Tove Filseth returned to Prague shortly after this, and the organization resumed efforts to secure visas and both legal and illegal departures from Czech territories. Funds quickly ran out, though, as much of the travel had to be paid for with bribes. The refugee flow through Poland had become more organized, with the Norwegian ambassador Niels Christian Ditleff providing food, clothing, and transportation to Gdynia, where they could travel by sea to Norway.
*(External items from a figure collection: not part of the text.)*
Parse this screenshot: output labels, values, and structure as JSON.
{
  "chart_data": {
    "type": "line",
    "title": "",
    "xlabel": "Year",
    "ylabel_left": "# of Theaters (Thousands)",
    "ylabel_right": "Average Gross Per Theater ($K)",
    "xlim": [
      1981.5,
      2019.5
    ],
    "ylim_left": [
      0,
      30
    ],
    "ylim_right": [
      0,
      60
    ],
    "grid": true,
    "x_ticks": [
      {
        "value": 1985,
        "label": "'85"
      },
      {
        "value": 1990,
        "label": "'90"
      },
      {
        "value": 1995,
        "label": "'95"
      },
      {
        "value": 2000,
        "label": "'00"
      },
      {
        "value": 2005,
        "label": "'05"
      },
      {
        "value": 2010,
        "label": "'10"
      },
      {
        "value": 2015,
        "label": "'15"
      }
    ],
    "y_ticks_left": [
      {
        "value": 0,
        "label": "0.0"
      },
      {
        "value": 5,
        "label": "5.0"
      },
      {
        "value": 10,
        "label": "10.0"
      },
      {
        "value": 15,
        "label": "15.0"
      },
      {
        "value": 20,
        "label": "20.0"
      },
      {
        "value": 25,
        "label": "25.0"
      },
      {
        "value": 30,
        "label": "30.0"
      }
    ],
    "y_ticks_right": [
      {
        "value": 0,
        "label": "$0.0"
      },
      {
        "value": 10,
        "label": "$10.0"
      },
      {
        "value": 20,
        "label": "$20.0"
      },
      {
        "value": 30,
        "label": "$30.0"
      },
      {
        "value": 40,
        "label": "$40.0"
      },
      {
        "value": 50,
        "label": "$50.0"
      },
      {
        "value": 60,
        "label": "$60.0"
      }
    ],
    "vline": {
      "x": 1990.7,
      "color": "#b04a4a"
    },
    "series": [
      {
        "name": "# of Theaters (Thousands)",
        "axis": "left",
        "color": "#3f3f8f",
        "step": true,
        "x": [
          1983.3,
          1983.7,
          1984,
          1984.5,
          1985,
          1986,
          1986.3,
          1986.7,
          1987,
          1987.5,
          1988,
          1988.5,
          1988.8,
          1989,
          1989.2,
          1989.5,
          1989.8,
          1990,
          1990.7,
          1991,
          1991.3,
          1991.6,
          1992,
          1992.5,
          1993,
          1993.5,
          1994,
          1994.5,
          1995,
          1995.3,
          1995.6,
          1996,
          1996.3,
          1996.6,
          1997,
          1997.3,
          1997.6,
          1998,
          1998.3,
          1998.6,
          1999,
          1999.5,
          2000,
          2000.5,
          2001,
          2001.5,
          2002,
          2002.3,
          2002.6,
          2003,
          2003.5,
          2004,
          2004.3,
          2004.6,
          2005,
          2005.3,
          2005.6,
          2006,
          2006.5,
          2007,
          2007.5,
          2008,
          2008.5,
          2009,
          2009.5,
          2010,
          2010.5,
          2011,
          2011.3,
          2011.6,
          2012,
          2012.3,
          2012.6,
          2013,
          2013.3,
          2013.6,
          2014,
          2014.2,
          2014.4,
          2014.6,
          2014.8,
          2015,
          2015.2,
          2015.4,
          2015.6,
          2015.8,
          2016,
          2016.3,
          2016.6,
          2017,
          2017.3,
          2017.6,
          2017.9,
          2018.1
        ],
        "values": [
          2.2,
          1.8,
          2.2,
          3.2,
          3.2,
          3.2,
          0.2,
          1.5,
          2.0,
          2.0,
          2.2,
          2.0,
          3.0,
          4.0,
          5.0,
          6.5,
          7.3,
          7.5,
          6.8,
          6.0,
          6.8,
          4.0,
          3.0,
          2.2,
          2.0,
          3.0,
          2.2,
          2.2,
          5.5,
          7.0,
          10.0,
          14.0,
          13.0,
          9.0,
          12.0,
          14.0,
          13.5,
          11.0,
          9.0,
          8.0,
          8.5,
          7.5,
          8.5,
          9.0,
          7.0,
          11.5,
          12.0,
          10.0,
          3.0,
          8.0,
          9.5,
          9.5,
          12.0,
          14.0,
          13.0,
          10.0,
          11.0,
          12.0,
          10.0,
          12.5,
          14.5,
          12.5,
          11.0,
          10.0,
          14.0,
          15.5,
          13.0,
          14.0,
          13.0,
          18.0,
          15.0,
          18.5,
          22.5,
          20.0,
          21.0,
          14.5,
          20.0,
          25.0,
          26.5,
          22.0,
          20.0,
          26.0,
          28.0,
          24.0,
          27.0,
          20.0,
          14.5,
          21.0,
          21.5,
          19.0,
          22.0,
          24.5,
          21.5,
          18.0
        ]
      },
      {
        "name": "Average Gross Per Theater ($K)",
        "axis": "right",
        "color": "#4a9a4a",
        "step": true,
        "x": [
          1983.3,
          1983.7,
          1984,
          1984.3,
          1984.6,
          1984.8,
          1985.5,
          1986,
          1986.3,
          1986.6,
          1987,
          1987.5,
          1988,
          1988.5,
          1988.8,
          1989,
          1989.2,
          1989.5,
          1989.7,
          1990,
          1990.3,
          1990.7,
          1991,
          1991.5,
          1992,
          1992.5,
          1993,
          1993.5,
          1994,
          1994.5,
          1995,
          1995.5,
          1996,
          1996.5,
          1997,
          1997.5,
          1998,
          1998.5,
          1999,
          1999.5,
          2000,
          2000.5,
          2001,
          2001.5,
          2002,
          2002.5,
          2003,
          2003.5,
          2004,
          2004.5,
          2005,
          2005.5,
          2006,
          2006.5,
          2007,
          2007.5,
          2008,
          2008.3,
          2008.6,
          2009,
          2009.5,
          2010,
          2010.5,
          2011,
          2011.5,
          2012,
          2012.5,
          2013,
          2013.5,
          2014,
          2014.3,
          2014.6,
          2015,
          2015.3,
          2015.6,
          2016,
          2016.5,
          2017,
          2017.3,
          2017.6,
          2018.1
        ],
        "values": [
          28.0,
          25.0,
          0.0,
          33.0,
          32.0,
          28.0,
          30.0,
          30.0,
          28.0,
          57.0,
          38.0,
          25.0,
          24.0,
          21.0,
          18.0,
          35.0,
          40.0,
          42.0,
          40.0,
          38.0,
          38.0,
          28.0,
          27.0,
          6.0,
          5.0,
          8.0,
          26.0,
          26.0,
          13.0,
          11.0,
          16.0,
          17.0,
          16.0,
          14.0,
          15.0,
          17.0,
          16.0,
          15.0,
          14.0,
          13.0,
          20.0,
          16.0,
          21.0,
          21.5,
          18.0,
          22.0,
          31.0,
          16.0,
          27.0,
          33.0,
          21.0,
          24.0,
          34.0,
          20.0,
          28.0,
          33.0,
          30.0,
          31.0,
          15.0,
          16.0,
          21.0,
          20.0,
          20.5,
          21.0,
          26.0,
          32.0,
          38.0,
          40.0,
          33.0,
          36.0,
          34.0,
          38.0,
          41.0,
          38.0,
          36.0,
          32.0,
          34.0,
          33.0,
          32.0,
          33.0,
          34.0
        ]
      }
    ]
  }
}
On March 26, 1939, the Nansens traveled by train to Berlin and separated at Tempelhof airport, Odd Nansen flying to London to seek the assistance from Lord Herbert Emerson, the League of Nations high commissioner for refugees. Emerson had ignored all of Nansen's previous telegrams but was more receptive in person. He agreed to send an emissary to Warsaw to assess the situation. Nansen took his cause to the British parliament and the Soviet ambassador to St. James, Ivan Maisky, where he was rebuffed, though the ambassador expressed his profound appreciation for Nansen's father's efforts to alleviate the Ukrainian famine.

==Activities in Norway==

Upon returning to Norway, Nansen approached Norwegian politicians to persuade his government to provide financial support for the refugees. Trygve Lie, the minister of justice at the time, agreed to support Nansen's request for financial support if he could persuade a majority of the Norwegian parliament to vote for the measure. Nansen persuaded every party in parliament to vote for such a grant, with the exception of the Agrarian party, which at least promised to abstain. This resulted in an infusion of NOK 500,000 to the cause, though Nansenhjelpen had to share it with the Labour Justice fund.

==Saving children==

The organization's last project was to evacuate a number of Jewish children they had gathered in Bratislava, Prague, and Brno. After securing exit visas for them, they convened in Berlin, where they stayed at a synagogue and traveled together by train via Sweden to Norway. See Jewish Children's Home in Oslo.

==Conclusion==

After Norway was invaded and occupied by Nazi Germany starting on April 9, 1940, there could be no more attempts to rescue Jews from the continent. Officials of the organization refocused their efforts on supporting the refugees already in Norway, well over 500. On January 13, 1942, Nansen was arrested by the Gestapo in Norway. He was kept in captivity at Møllergata 19, Grini concentration camp, and finally at Sachsenhausen, from where he returned in May 1945.